Often, nurses are the first line of defense for a sick child in public schools, and according to the nurses who hold weekly rallies on Wednesday outside of the School District of Philadelphia headquarters, the children they serve will be most affected by the ongoing cuts.
“The day before we broke for winter break, we received notice that 47 nurses were to be laid off, and that’s on top of the 47 or so that were laid off last year,” said longtime school nurse Eileen Duffey, one of the main organizers of the weekly rally. “So we lost close to 100 nurses; and in December, we heard the school district had to cut the budget, and it didn’t do any kind of big look at the picture, or look at the most important things that couldn’t be cut.
“They just said there had to be cuts because the school district is in the hole so badly.”
The school district was required to take drastic action after it was discovered that the district faced a $68 million dollar budget gap that had to be closed by the end of the academic fiscal year, which falls in June. To meet its financial obligations, the district had to undertake a series of painful austerity measures, including slashing many after-school programs, shuttering school buildings and attached recreation centers on weekends, furloughing per diem security personnel and cutting the number of school nurses working in the district.
Making matters worse, City Controller Alan Butkovitz spared no feelings in a scathing report recently issued by his office, stating that the controller didn’t have confidence that the school budget could turn around for this year, while setting an ominous outlook for next year’s school budget.
By taking these measures, the district has been able to cut this year’s budget gap by more than half — it now sits at $28 million.
School spokesman Fernando Gallard acknowledges the district made these cuts, but says the district had no choice.
“These are cuts we did not want to make, did not plan to take and only made them to offset the tremendous, challenging budget gap we’re facing,” Gallard said. “And we’re still working on closing the budget gap for this year, and unfortunately, it forces us to make choices we wouldn’t have made otherwise.”
Gallard said the district’s current financial woes are something school officials do not want to revisit, and that’s why these measures must be taken up now.

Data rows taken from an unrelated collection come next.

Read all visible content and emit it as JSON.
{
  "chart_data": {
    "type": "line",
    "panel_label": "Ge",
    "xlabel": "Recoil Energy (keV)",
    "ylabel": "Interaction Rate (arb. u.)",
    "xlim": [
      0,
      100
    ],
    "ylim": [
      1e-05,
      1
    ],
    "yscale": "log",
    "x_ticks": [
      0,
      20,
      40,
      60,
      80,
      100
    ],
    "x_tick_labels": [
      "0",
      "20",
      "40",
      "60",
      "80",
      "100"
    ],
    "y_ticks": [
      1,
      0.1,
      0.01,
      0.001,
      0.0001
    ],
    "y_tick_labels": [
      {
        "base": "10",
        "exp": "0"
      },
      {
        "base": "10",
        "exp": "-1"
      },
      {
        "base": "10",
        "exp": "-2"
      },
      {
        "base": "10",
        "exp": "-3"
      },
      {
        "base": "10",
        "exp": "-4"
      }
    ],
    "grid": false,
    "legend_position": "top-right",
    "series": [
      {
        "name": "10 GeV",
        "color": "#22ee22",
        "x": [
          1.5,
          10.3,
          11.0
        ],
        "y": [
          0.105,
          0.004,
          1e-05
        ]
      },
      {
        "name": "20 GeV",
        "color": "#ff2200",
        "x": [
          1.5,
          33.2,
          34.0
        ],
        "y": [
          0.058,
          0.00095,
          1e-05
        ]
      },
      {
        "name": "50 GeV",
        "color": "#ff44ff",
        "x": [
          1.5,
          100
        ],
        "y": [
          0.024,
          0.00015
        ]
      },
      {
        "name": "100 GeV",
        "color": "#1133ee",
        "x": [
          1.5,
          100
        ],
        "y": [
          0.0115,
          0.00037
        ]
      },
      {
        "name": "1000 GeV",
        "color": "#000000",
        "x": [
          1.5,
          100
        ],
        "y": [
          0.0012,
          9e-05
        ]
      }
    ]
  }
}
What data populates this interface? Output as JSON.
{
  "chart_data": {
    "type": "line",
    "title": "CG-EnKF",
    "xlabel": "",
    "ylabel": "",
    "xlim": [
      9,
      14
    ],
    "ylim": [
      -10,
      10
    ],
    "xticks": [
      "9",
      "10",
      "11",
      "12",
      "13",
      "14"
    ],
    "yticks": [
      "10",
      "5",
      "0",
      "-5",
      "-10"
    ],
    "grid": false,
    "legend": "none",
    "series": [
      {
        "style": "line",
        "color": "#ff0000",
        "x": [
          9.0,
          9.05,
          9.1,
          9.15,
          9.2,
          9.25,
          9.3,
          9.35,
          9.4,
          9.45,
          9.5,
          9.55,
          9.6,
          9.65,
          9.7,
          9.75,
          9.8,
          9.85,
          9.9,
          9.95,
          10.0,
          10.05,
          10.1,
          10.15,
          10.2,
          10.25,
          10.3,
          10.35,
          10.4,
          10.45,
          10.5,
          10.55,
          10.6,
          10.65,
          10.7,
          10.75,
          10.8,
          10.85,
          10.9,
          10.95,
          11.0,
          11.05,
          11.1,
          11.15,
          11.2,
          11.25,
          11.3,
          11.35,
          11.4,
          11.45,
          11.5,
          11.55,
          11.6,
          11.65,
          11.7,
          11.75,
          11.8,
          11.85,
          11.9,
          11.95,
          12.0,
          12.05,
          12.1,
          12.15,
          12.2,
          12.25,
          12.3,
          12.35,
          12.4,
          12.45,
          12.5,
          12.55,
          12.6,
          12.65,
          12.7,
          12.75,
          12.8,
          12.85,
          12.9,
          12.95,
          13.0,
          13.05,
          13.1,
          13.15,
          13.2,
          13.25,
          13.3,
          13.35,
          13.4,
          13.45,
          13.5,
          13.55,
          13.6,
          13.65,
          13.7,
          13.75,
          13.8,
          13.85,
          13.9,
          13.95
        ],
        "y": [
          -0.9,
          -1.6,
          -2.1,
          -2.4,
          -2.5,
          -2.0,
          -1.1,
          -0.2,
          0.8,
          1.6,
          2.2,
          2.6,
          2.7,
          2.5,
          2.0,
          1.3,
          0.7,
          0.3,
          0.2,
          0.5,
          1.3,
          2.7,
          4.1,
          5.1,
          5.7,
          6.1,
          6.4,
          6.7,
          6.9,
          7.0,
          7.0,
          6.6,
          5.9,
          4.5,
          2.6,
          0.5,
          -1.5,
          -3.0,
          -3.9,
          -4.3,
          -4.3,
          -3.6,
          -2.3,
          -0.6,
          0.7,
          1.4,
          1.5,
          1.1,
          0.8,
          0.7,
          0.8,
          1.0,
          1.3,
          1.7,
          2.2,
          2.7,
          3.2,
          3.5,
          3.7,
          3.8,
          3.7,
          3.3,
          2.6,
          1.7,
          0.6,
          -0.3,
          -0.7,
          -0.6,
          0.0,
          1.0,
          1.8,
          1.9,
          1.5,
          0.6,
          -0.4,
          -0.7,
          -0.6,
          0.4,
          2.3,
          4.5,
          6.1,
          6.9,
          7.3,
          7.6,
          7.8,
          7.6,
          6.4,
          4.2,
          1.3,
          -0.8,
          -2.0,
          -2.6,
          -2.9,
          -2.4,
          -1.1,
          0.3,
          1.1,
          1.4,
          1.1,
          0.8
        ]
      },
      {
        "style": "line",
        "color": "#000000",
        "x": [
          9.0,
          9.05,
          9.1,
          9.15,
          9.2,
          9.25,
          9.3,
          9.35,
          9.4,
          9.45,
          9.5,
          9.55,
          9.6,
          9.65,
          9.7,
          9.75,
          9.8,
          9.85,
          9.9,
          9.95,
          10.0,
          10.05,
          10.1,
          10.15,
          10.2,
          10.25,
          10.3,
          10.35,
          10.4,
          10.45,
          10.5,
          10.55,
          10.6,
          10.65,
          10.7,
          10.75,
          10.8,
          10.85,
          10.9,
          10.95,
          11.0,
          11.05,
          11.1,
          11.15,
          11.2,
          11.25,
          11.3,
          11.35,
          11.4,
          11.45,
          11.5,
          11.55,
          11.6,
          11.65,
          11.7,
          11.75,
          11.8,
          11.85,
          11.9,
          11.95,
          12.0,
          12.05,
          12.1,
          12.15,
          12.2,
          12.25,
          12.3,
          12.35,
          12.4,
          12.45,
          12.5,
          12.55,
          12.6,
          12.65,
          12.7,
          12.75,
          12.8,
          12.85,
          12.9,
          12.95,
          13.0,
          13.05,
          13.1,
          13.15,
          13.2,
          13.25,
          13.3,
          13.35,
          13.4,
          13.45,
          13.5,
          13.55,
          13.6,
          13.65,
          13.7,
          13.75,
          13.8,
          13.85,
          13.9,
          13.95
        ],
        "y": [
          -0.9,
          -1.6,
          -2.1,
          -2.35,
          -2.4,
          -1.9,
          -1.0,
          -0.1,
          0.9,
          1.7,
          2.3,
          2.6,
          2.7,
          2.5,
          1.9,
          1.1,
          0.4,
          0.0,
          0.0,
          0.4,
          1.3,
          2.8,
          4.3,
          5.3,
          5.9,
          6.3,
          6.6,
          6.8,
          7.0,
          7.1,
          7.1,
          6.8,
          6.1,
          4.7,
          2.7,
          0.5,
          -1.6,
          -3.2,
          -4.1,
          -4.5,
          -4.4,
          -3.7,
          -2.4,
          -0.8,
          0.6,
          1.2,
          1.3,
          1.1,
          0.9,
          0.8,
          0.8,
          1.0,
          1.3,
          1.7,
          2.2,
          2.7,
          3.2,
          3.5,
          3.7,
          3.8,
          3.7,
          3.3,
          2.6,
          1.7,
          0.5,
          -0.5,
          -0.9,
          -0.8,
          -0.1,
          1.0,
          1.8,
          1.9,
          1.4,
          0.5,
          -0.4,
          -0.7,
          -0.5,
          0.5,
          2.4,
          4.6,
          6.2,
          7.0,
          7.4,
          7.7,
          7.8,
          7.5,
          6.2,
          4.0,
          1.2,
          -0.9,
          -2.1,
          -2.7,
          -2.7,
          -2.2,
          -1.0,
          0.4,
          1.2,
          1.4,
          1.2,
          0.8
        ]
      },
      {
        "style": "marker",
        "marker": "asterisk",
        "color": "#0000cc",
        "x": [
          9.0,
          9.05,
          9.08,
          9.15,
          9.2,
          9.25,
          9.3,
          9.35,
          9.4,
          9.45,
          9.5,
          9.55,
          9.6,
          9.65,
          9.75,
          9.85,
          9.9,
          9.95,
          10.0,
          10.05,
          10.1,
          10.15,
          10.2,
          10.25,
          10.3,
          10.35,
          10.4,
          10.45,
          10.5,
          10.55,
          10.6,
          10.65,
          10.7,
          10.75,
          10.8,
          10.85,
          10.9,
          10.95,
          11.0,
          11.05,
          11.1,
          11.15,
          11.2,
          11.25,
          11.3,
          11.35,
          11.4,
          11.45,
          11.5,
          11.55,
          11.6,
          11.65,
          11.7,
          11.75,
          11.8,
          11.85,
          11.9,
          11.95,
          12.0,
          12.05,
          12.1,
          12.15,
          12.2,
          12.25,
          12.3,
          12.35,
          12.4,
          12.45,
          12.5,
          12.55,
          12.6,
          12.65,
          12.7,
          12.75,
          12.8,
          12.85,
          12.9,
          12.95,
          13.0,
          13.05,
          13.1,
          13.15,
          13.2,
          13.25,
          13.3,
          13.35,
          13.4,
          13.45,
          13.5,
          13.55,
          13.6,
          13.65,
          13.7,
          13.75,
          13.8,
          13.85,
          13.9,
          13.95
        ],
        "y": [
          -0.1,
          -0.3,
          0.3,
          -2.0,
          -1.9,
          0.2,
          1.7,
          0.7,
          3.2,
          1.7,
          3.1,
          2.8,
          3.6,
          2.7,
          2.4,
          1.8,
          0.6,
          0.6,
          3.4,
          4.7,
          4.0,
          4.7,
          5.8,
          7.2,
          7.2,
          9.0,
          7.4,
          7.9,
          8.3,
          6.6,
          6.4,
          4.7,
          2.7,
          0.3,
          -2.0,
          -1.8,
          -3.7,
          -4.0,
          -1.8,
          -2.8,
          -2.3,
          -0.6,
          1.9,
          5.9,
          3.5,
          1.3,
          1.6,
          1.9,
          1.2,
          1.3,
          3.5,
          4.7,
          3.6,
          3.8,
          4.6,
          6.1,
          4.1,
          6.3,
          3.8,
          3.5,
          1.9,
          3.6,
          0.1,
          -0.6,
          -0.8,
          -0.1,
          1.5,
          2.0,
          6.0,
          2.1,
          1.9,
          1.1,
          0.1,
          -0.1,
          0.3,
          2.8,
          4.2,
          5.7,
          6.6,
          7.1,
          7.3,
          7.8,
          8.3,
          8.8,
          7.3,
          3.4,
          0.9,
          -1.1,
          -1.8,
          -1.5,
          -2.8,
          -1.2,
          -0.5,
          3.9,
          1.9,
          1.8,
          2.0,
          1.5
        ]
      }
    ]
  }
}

“It is a situation we don’t want to ever be in again,” Gallard said. “But in order to balance the budget, we had to make these difficult cuts. And we have put together a plan to make sure schools have adequate [nurse] coverage.”
The nurses’ rally outside of district headquarters has drawn the support of prominent politicians — including state Representative W. Curtis Thomas — who endorses the demonstrations.
“School nurses are intertwined in the present and future of a quality education experience,” said the lawmaker through a statement released by his office.
Duffey — a pediatric nurse for 30 years before becoming a school nurse 10 years ago — is sympathetic to the position the district finds itself in, but believes by cutting medical personnel, sick students will be left to pay the price.
“I am taking care of 1,500 students in three schools; this goes back to an old law from the 1940s that stipulates a 1,500-1 nurse-patient ratio,” Duffey said. “The national Association of Nurses says schools should have a 750-1 ratio, but that’s only a recommendation; they can’t force policy or legislation.
“I am in a school with four autistic support classes, and I am there only once a week.”
Duffey said it’s the nurses who keep all the confidential medical records of patients, and no one — including the principal — has access to them; and while other school officials are busy with groups of kids for practically the entire day, the nurse can take his or her time with a student and develop a one-on-one relationship.
“I used to be part of teams that would sit back and look at the big picture. A nurse is the only true patient-student advocate,” Duffey said. “Not that the others don’t care; but a principal has other people he has to answer to, and a teacher has to manage 33 other students. A nurse deals with one patient at a time, and is trained as a professional to advocate for the patient.
“The nurses’ eyes are the eyes that protect a vulnerable student.”
Duffey says she works in three schools — George W. Nebinger, Stephen Girard and Academy at Palumbo — and refuses to sit back while the district is hijacked by the bottom dollar.
“We’re like a colony being taken over by the state, and the School Reform Commission is at the mercy of the governor,” Duffey said. “I do not mind sticking my neck out for our children, because we have a governor is who is unbelievably mean-spirited toward vulnerable children.”